Dari pendapatan bulanan, dari pendataan yang dilakukan pihaknya, sebagian besar nasabah LPD ditempatnya berada pada atau mendekati garis kemiskinan. Tercatat nasabah LPD yang memiliki pendapatan bulanan di bawah atau sama dengan Rp500 ribu mencapai posisi kedua nasabah terbanyak. Ia setelah nasabah dengan penghasilan antara Rp500 ribu hingga Rp1,5 juta per bulan sebanyak 47 persen. Baru kemudian nasabah yang pendapatannya antara Rp1,5-3 juta per bulan yang sebanyak 26 persen, dan nasabah tajir dengan tingkat pendapatan di atas Rp5 juta hanya 6,1 persen.
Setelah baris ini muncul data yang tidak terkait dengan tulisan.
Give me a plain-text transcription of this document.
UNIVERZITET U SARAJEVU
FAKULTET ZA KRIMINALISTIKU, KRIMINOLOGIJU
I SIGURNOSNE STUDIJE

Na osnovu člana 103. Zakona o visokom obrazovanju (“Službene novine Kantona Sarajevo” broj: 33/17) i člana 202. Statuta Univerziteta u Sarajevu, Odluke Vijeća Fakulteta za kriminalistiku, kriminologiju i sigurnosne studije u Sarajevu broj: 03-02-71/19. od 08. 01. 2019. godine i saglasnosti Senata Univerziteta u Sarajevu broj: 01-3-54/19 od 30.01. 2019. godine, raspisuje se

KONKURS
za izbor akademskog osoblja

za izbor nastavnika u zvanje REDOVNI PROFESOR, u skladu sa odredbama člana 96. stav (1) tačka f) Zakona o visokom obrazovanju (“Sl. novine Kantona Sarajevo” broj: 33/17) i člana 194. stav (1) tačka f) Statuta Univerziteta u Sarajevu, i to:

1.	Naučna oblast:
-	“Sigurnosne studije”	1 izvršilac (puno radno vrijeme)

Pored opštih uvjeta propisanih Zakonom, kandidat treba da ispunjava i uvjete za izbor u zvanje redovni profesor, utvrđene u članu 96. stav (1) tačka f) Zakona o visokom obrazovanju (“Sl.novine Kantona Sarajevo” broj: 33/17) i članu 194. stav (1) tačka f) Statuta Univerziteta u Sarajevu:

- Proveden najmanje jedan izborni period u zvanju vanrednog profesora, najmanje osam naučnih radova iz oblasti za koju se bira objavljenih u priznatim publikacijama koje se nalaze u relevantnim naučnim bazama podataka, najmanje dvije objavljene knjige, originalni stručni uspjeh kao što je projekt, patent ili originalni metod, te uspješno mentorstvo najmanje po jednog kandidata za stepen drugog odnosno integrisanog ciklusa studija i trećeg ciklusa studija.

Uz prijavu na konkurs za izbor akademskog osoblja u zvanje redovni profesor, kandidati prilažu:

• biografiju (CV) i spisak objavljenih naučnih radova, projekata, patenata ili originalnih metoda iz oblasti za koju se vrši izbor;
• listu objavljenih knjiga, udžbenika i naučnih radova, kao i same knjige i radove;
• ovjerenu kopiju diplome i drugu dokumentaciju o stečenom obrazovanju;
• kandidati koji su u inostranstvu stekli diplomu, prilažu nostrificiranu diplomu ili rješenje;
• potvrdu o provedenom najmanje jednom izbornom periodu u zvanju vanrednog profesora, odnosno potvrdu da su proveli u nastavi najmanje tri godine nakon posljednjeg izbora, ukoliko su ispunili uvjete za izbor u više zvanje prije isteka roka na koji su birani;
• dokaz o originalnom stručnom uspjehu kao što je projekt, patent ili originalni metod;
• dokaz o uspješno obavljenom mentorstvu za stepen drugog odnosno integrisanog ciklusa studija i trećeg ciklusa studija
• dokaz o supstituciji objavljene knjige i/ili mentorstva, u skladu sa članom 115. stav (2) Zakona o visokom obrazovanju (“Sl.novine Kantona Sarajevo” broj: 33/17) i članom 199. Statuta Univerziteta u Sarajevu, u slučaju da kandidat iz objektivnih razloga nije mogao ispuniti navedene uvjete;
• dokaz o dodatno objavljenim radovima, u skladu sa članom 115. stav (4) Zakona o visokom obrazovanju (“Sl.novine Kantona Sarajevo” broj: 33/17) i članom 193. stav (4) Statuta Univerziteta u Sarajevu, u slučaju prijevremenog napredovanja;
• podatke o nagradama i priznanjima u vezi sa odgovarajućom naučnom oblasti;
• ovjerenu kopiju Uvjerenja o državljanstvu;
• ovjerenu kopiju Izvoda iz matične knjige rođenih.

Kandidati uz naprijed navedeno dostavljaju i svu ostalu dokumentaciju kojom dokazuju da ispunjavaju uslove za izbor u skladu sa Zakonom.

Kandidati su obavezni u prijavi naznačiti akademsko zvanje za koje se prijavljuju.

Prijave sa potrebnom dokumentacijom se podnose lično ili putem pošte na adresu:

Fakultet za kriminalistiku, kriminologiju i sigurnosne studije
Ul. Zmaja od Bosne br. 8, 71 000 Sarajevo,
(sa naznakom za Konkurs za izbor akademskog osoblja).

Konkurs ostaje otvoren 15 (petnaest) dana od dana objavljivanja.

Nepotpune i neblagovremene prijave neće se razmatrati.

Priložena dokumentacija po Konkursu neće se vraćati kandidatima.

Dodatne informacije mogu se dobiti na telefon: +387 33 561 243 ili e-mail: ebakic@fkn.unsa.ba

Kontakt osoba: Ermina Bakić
Menurut Ketut, secara keseluruhan nasabah LPD puas dan menikmati layanan lembaga tersebut. Nasabah LPD merasa puas dalam hal kemudahan transaksi dan kepercayaan pada LPD sebagai tempat yang aman untuk menabung. Kepuasan utama nasabah diperoleh dalam hal kemudahan transaksi dan kepercayaan terhadap LPD sebagai tempat untuk menabung. Namun di sisi lain, ada juga yang merasa tidak puas atas kurang canggihnya LPD, karena belum semua LPD di Bali memanfaatkan kemudahan teknologi, juga kondisi kantor yang kecil sehingga nasabah sering antri, serta media informasi LPD yang belum sepenuhnya berjalan maksimal.
Potensi yang dimiliki LPD tersebut diharapkan nasabah agar LPD-nya menerbitkan kartu kredit. Sebab teknologi yang dimiliki perbankan konvensional lain memiliki layanan kartu kredit dalam rangka memudahkan transaksi nasabah. LPD pun sebagai lembaga keuangan yang mulai menampakkan eksisnya bisa mengikuti langkah yang dilakukan perbankan konvensional itu.
Yang menarik adalah tingkat bunga yang ditawarkan LPD ternyata tidak menjadi prioritas nasabah. Bunga pinjaman hanya 1,3 persen, sangat kecil dibandingkan bunga yang ditawarkan bank konvensional atau lembaga keuangan lain. Kecilnya bunga pinjaman inilah yang membuat nasabah betah bertahan. Jika dibandingkan KMN di Sumatera Barat yang tidak memungut bunga, KMN dalam hal ini lebih unggul. Namun persoalannya usia KMN masih relatif muda dan belum seluruhnya menyentuh masyarakat kurang mampu di Sumatera Barat.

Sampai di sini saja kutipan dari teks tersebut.